Bitar, apparently galvanized by these developments, last month summoned a handful of senior political and security officials, as well as three judges in a new push for the case, but was unable to release an indictment over the summer.
However, the judge has been working on an additional phase of his investigation — now some 1,200 pages in length — aiming for the indictment to be out by the end of the year, according to four judicial officials and two security officials. They all spoke to the AP on condition of anonymity in line with regulations.
Before completing his own report, Bitar is waiting to receive a fourth and final report from France, which has conducted its own investigation, as several of those killed were French citizens.
Bitar is also looking to hear the testimonies of some 15 witnesses, and is reaching out to European and Arab countries for legal cooperation, the officials said.
He hopes that some European suspects could be questioned about the shipment of ammonium nitrate and the vessel carrying it that ended up in the Beirut Port.
Despite the malaise across much of Lebanon, Kayan Tlais, brother of port supervisor Mohammad Tlais who was killed in the blast, is hopeful that the indictment would see the light of day.
“We do have judges with integrity,” he said. “The president, prime minister, and all those who came and were voted in do give us hope ... they are all the right people in the right place.”
The port and the surrounding Beirut neighborhoods appear functional again, but there are still scars. The mammoth grain silos withstood the force of the blast, but later partly collapsed in 2022 after a series of fires. Lebanese Minister of Culture Ghassan Salameh on Sunday classified them as historical monuments.
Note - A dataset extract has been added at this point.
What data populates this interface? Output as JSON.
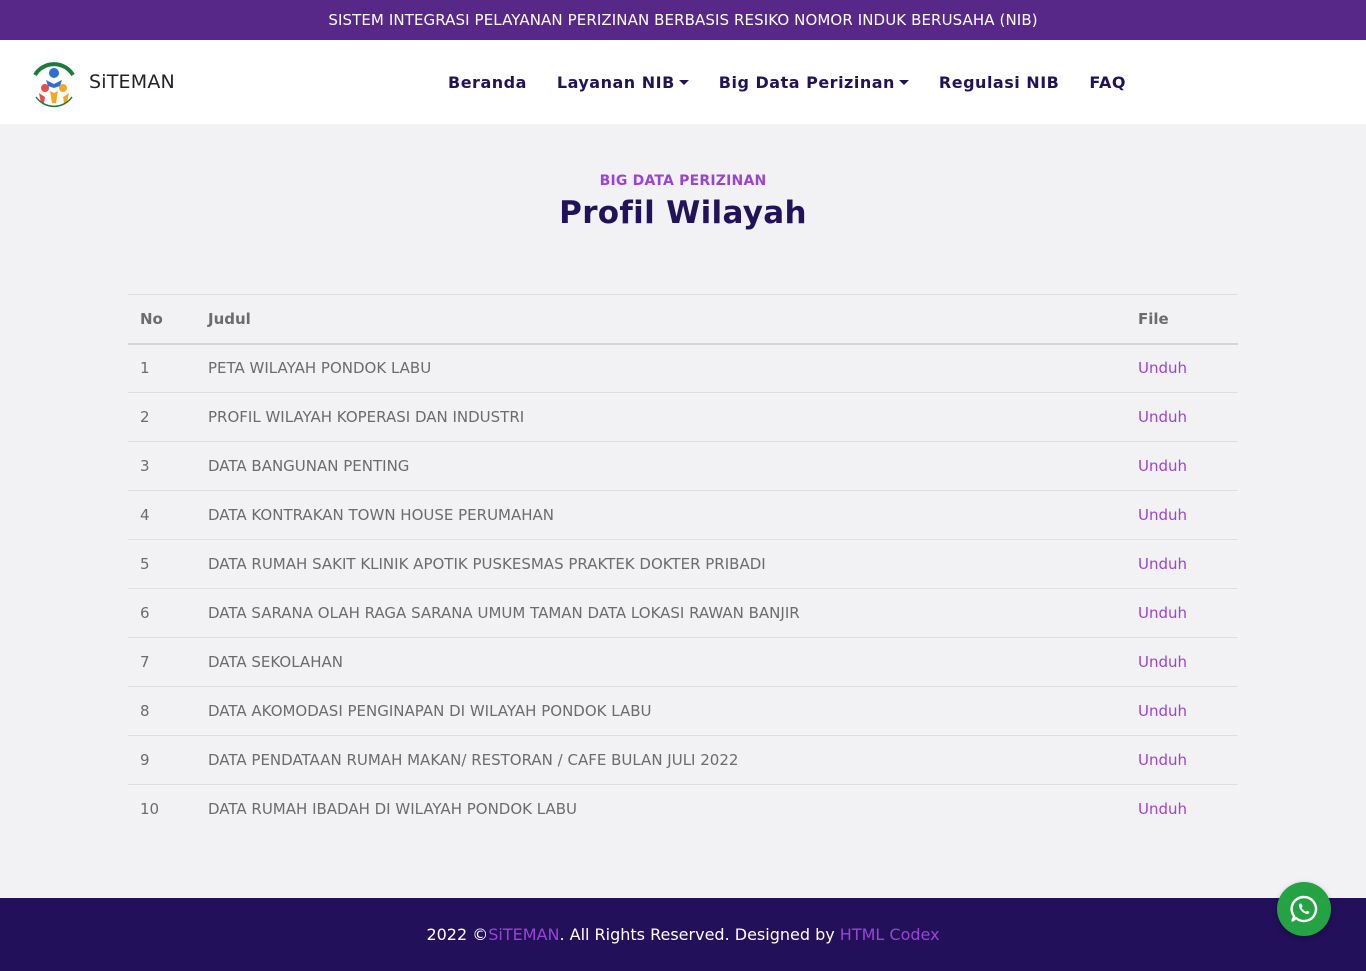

There was no centralized effort by the cash-strapped Lebanese government to rebuild the surrounding neighborhoods. An initiative by the World Bank, Europe and the UN to fund recovery projects was slow to kick off, while larger projects were contingent on reforms that never came.
Many family and business owners fixed their damaged property out of pocket or reached out to charities and grassroots initiatives.
A 2022 survey by the Beirut Urban Lab, a research center at the American University of Beirut (AUB), found that 60 to 80 percent of apartments and businesses damaged in the blast had been repaired.
“This was a reconstruction primarily driven by nonprofits and funded by diaspora streams,” said Mona Harb, a professor of urban studies and politics at AUB and cofounder of the research center.
Regardless of how much of the city is rebuilt and through what means, Aug. 4 would always be a “dark day of sadness,” Bezdjian said.
All that matters to him is the indictment and to find who the perpetrators are. He tries to stay calm, but struggles to control how he feels.
“We will do to them what every mother and father would do if someone killed their child, and if they knew who killed their son or daughter,” he said. “What do you think they would do?”